The snake shook his head. "Now why would I do a thing like that?" He stared off across the river. He could see the cocaine van arriving at the Viper Lounge to get everyone excited enough to laugh at obvious jokes at the hall around the corner. The snake licked his lips with a forkéd tongue. He really liked cocaine.
"Look over there! The cocaine has just arrived. Why would I bite you? I'd drown too, and then I'd get precisely none of that cocaine?"
"Well..." the woman said. "I dunno."
"Come on. I'll introduce you to Jared Leto's beard."
"SOLD," the woman said.
* * *
Some people never learn. The snake represents the Academy of Motion Picture Arts and Sciences, both literally (he is in PR for the Academy) and figuratively. The woman represents idealists everywhere hoping that their favorite art and artists win awards. That part is subtle but it's there, trust me. The bridge is sense, and we have lost it. The river is prejudice. Can we span it? The Viper Lounge is unrelated to any existing club of the same name.
Now I don't even need to tell you how this one ends, but I will. She gets poisoned and then drowns and dies before the poison can kill her... again! And the snake too. Basically everyone looks bad here.
Such are my thoughts in wake of the Oscars getting caught white-handed in its urge to give more awards to white people. Trust me, we got plenty!
Now here is the most left wing, radical thing I believe: Awards ceremonies exist to reduce anything truly edgy or shocking in art to a well-crafted-pose; but above all else, an award is a marketing tool for the given industry. This reduction of art to product is a way of making the mysterious (artistic beauty) logically explainable (faster than everyone else in a race).
There are holes galore in my logic. The fact that I find myself happy when art I like wins an award I otherwise think is dumb--that's an hypocrisy I can't avoid. (I literally almost cried once telling people about how Bob Newhart won a Grammy for Best Album for his "Button Down Mind" record, which is, believe it or not, a recording of the first night he ever performed.) Another point against my idealism: something that is obscure and excellent will get more exposure if it wins an award--and that's a fact I can't deny. (See: Bob Newhart.)

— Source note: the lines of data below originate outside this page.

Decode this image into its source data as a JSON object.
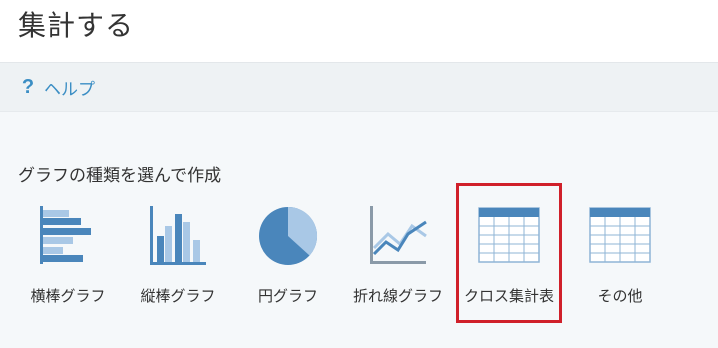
{
  "header": {
    "title": "集計する"
  },
  "help": {
    "label": "ヘルプ",
    "icon": "question-icon"
  },
  "section": {
    "label": "グラフの種類を選んで作成"
  },
  "chart_types": [
    {
      "label": "横棒グラフ",
      "icon": "horizontal-bar-chart-icon"
    },
    {
      "label": "縦棒グラフ",
      "icon": "vertical-bar-chart-icon"
    },
    {
      "label": "円グラフ",
      "icon": "pie-chart-icon"
    },
    {
      "label": "折れ線グラフ",
      "icon": "line-chart-icon"
    },
    {
      "label": "クロス集計表",
      "icon": "crosstab-table-icon",
      "highlighted": true
    },
    {
      "label": "その他",
      "icon": "other-table-icon"
    }
  ],
  "colors": {
    "accent": "#3b8ec4",
    "icon_dark": "#4a86bb",
    "icon_light": "#a9c8e6",
    "highlight": "#d0202a"
  }
}
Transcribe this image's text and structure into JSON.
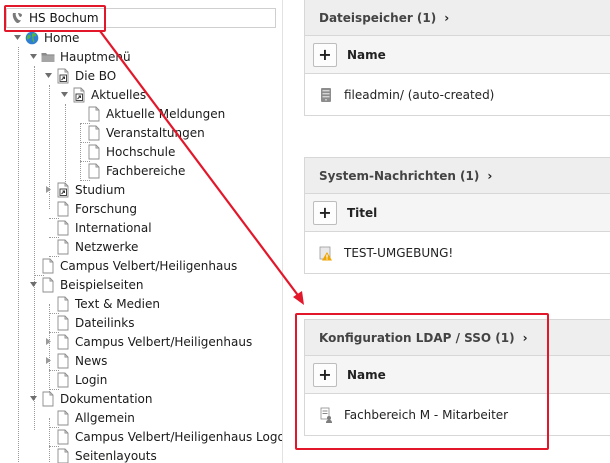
{
  "tree": {
    "root_label": "HS Bochum",
    "root_icon": "typo3-logo-icon",
    "items": [
      {
        "label": "Home",
        "icon": "globe-icon"
      },
      {
        "label": "Hauptmenü",
        "icon": "folder-icon"
      },
      {
        "label": "Die BO",
        "icon": "shortcut-page-icon"
      },
      {
        "label": "Aktuelles",
        "icon": "shortcut-page-icon"
      },
      {
        "label": "Aktuelle Meldungen",
        "icon": "page-icon"
      },
      {
        "label": "Veranstaltungen",
        "icon": "page-icon"
      },
      {
        "label": "Hochschule",
        "icon": "page-icon"
      },
      {
        "label": "Fachbereiche",
        "icon": "page-icon"
      },
      {
        "label": "Studium",
        "icon": "shortcut-page-icon"
      },
      {
        "label": "Forschung",
        "icon": "page-icon"
      },
      {
        "label": "International",
        "icon": "page-icon"
      },
      {
        "label": "Netzwerke",
        "icon": "page-icon"
      },
      {
        "label": "Campus Velbert/Heiligenhaus",
        "icon": "page-icon"
      },
      {
        "label": "Beispielseiten",
        "icon": "page-icon"
      },
      {
        "label": "Text & Medien",
        "icon": "page-icon"
      },
      {
        "label": "Dateilinks",
        "icon": "page-icon"
      },
      {
        "label": "Campus Velbert/Heiligenhaus",
        "icon": "page-icon"
      },
      {
        "label": "News",
        "icon": "page-icon"
      },
      {
        "label": "Login",
        "icon": "page-icon"
      },
      {
        "label": "Dokumentation",
        "icon": "page-icon"
      },
      {
        "label": "Allgemein",
        "icon": "page-icon"
      },
      {
        "label": "Campus Velbert/Heiligenhaus Logo",
        "icon": "page-icon"
      },
      {
        "label": "Seitenlayouts",
        "icon": "page-icon"
      }
    ]
  },
  "panels": [
    {
      "title": "Dateispeicher (1)",
      "chevron": "›",
      "add": "+",
      "column": "Name",
      "row_icon": "storage-icon",
      "row": "fileadmin/ (auto-created)"
    },
    {
      "title": "System-Nachrichten (1)",
      "chevron": "›",
      "add": "+",
      "column": "Titel",
      "row_icon": "warning-icon",
      "row": "TEST-UMGEBUNG!"
    },
    {
      "title": "Konfiguration LDAP / SSO (1)",
      "chevron": "›",
      "add": "+",
      "column": "Name",
      "row_icon": "ldap-config-icon",
      "row": "Fachbereich M - Mitarbeiter"
    }
  ],
  "colors": {
    "highlight": "#e3172a",
    "panel_header": "#eeeeee",
    "typo3_orange": "#f49700",
    "globe_blue": "#2f7fd1"
  }
}
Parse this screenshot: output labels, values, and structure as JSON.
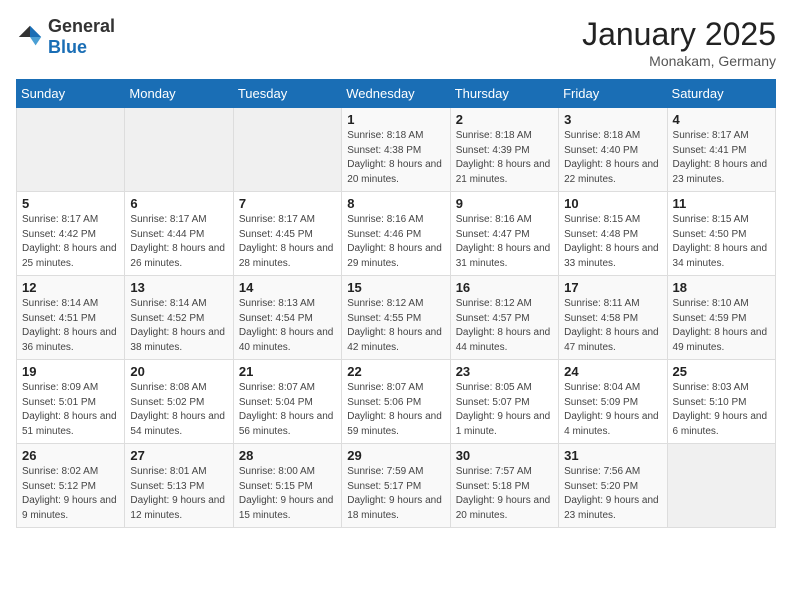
{
  "header": {
    "logo_general": "General",
    "logo_blue": "Blue",
    "title": "January 2025",
    "subtitle": "Monakam, Germany"
  },
  "days_of_week": [
    "Sunday",
    "Monday",
    "Tuesday",
    "Wednesday",
    "Thursday",
    "Friday",
    "Saturday"
  ],
  "weeks": [
    [
      {
        "day": "",
        "sunrise": "",
        "sunset": "",
        "daylight": "",
        "empty": true
      },
      {
        "day": "",
        "sunrise": "",
        "sunset": "",
        "daylight": "",
        "empty": true
      },
      {
        "day": "",
        "sunrise": "",
        "sunset": "",
        "daylight": "",
        "empty": true
      },
      {
        "day": "1",
        "sunrise": "Sunrise: 8:18 AM",
        "sunset": "Sunset: 4:38 PM",
        "daylight": "Daylight: 8 hours and 20 minutes."
      },
      {
        "day": "2",
        "sunrise": "Sunrise: 8:18 AM",
        "sunset": "Sunset: 4:39 PM",
        "daylight": "Daylight: 8 hours and 21 minutes."
      },
      {
        "day": "3",
        "sunrise": "Sunrise: 8:18 AM",
        "sunset": "Sunset: 4:40 PM",
        "daylight": "Daylight: 8 hours and 22 minutes."
      },
      {
        "day": "4",
        "sunrise": "Sunrise: 8:17 AM",
        "sunset": "Sunset: 4:41 PM",
        "daylight": "Daylight: 8 hours and 23 minutes."
      }
    ],
    [
      {
        "day": "5",
        "sunrise": "Sunrise: 8:17 AM",
        "sunset": "Sunset: 4:42 PM",
        "daylight": "Daylight: 8 hours and 25 minutes."
      },
      {
        "day": "6",
        "sunrise": "Sunrise: 8:17 AM",
        "sunset": "Sunset: 4:44 PM",
        "daylight": "Daylight: 8 hours and 26 minutes."
      },
      {
        "day": "7",
        "sunrise": "Sunrise: 8:17 AM",
        "sunset": "Sunset: 4:45 PM",
        "daylight": "Daylight: 8 hours and 28 minutes."
      },
      {
        "day": "8",
        "sunrise": "Sunrise: 8:16 AM",
        "sunset": "Sunset: 4:46 PM",
        "daylight": "Daylight: 8 hours and 29 minutes."
      },
      {
        "day": "9",
        "sunrise": "Sunrise: 8:16 AM",
        "sunset": "Sunset: 4:47 PM",
        "daylight": "Daylight: 8 hours and 31 minutes."
      },
      {
        "day": "10",
        "sunrise": "Sunrise: 8:15 AM",
        "sunset": "Sunset: 4:48 PM",
        "daylight": "Daylight: 8 hours and 33 minutes."
      },
      {
        "day": "11",
        "sunrise": "Sunrise: 8:15 AM",
        "sunset": "Sunset: 4:50 PM",
        "daylight": "Daylight: 8 hours and 34 minutes."
      }
    ],
    [
      {
        "day": "12",
        "sunrise": "Sunrise: 8:14 AM",
        "sunset": "Sunset: 4:51 PM",
        "daylight": "Daylight: 8 hours and 36 minutes."
      },
      {
        "day": "13",
        "sunrise": "Sunrise: 8:14 AM",
        "sunset": "Sunset: 4:52 PM",
        "daylight": "Daylight: 8 hours and 38 minutes."
      },
      {
        "day": "14",
        "sunrise": "Sunrise: 8:13 AM",
        "sunset": "Sunset: 4:54 PM",
        "daylight": "Daylight: 8 hours and 40 minutes."
      },
      {
        "day": "15",
        "sunrise": "Sunrise: 8:12 AM",
        "sunset": "Sunset: 4:55 PM",
        "daylight": "Daylight: 8 hours and 42 minutes."
      },
      {
        "day": "16",
        "sunrise": "Sunrise: 8:12 AM",
        "sunset": "Sunset: 4:57 PM",
        "daylight": "Daylight: 8 hours and 44 minutes."
      },
      {
        "day": "17",
        "sunrise": "Sunrise: 8:11 AM",
        "sunset": "Sunset: 4:58 PM",
        "daylight": "Daylight: 8 hours and 47 minutes."
      },
      {
        "day": "18",
        "sunrise": "Sunrise: 8:10 AM",
        "sunset": "Sunset: 4:59 PM",
        "daylight": "Daylight: 8 hours and 49 minutes."
      }
    ],
    [
      {
        "day": "19",
        "sunrise": "Sunrise: 8:09 AM",
        "sunset": "Sunset: 5:01 PM",
        "daylight": "Daylight: 8 hours and 51 minutes."
      },
      {
        "day": "20",
        "sunrise": "Sunrise: 8:08 AM",
        "sunset": "Sunset: 5:02 PM",
        "daylight": "Daylight: 8 hours and 54 minutes."
      },
      {
        "day": "21",
        "sunrise": "Sunrise: 8:07 AM",
        "sunset": "Sunset: 5:04 PM",
        "daylight": "Daylight: 8 hours and 56 minutes."
      },
      {
        "day": "22",
        "sunrise": "Sunrise: 8:07 AM",
        "sunset": "Sunset: 5:06 PM",
        "daylight": "Daylight: 8 hours and 59 minutes."
      },
      {
        "day": "23",
        "sunrise": "Sunrise: 8:05 AM",
        "sunset": "Sunset: 5:07 PM",
        "daylight": "Daylight: 9 hours and 1 minute."
      },
      {
        "day": "24",
        "sunrise": "Sunrise: 8:04 AM",
        "sunset": "Sunset: 5:09 PM",
        "daylight": "Daylight: 9 hours and 4 minutes."
      },
      {
        "day": "25",
        "sunrise": "Sunrise: 8:03 AM",
        "sunset": "Sunset: 5:10 PM",
        "daylight": "Daylight: 9 hours and 6 minutes."
      }
    ],
    [
      {
        "day": "26",
        "sunrise": "Sunrise: 8:02 AM",
        "sunset": "Sunset: 5:12 PM",
        "daylight": "Daylight: 9 hours and 9 minutes."
      },
      {
        "day": "27",
        "sunrise": "Sunrise: 8:01 AM",
        "sunset": "Sunset: 5:13 PM",
        "daylight": "Daylight: 9 hours and 12 minutes."
      },
      {
        "day": "28",
        "sunrise": "Sunrise: 8:00 AM",
        "sunset": "Sunset: 5:15 PM",
        "daylight": "Daylight: 9 hours and 15 minutes."
      },
      {
        "day": "29",
        "sunrise": "Sunrise: 7:59 AM",
        "sunset": "Sunset: 5:17 PM",
        "daylight": "Daylight: 9 hours and 18 minutes."
      },
      {
        "day": "30",
        "sunrise": "Sunrise: 7:57 AM",
        "sunset": "Sunset: 5:18 PM",
        "daylight": "Daylight: 9 hours and 20 minutes."
      },
      {
        "day": "31",
        "sunrise": "Sunrise: 7:56 AM",
        "sunset": "Sunset: 5:20 PM",
        "daylight": "Daylight: 9 hours and 23 minutes."
      },
      {
        "day": "",
        "sunrise": "",
        "sunset": "",
        "daylight": "",
        "empty": true
      }
    ]
  ]
}
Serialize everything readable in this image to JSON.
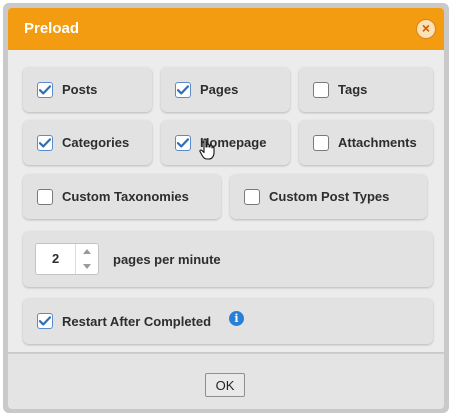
{
  "dialog": {
    "title": "Preload"
  },
  "options": [
    {
      "label": "Posts",
      "checked": true
    },
    {
      "label": "Pages",
      "checked": true
    },
    {
      "label": "Tags",
      "checked": false
    },
    {
      "label": "Categories",
      "checked": true
    },
    {
      "label": "Homepage",
      "checked": true
    },
    {
      "label": "Attachments",
      "checked": false
    },
    {
      "label": "Custom Taxonomies",
      "checked": false
    },
    {
      "label": "Custom Post Types",
      "checked": false
    }
  ],
  "rate": {
    "value": "2",
    "label": "pages per minute"
  },
  "restart": {
    "label": "Restart After Completed",
    "checked": true,
    "info_icon": "info-icon"
  },
  "footer": {
    "ok_label": "OK"
  },
  "colors": {
    "titlebar": "#f39c12",
    "checkbox_check": "#2f6fb5",
    "info": "#2a7fd4"
  }
}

So it is totally logical that people are outraged at the snakes who promise one thing and then let us down, poison us, and drown us in a river over and over. Minorities getting ignored year after year is, definitely, horrible.
But the very award itself is itself so dubious that I cannot share the anger. In fact, I expect award ceremonies to make the very type of offensive mistakes that they make in the Oscars, Grammys, and National Book Awards* year after year after year. When you invite commerce and marketing to the world of critical appraisal, you will pollute the results. There's too much money at stake; commercial caution is inevitable. That all means: safe art that reinforces the status quo is the kind most likely to be honored. And today, that kind of art is most likely the kind made by, and enjoyed by, white Americans.
* * *
In 1991, Public Enemy (whose name might suggest that they concur with my ideal of an adversarial artist) released the album "Apocalypse 91... The Enemy Strikes Black." It is a classic. PE was nominated for best Best Rap Performance by a Duo or Group. The award went to....
DJ Jazzy Jeff & The Fresh Prince.
Public Enemy was nominated for five Grammies. They never won.
Because of that now I grit my teeth.
So here's a song to the strong
'Bout the shake of a snake
And the smile went along with that.
Can't truss it.
*Edited to add: I know that the National Book Award is a different type of award than the Oscars, Grammies, and other televised shows. It is insulated from some, at least, of the art-as-product, award-as-overt marketing that happens in the big shows. However, I included a highbrow award mainly to stress that all awards are silly, if not exactly "offensive." With regard to highbrow awards, you occasionally hear people get all pissed off that Philip Roth or some other aged novelist has not gotten their Nobel. Do we really need the approval of a few Swedes to prove the worth of our favorite writers? Etc.
Also, I realize that my antipathy to awards for art is an eccentric one.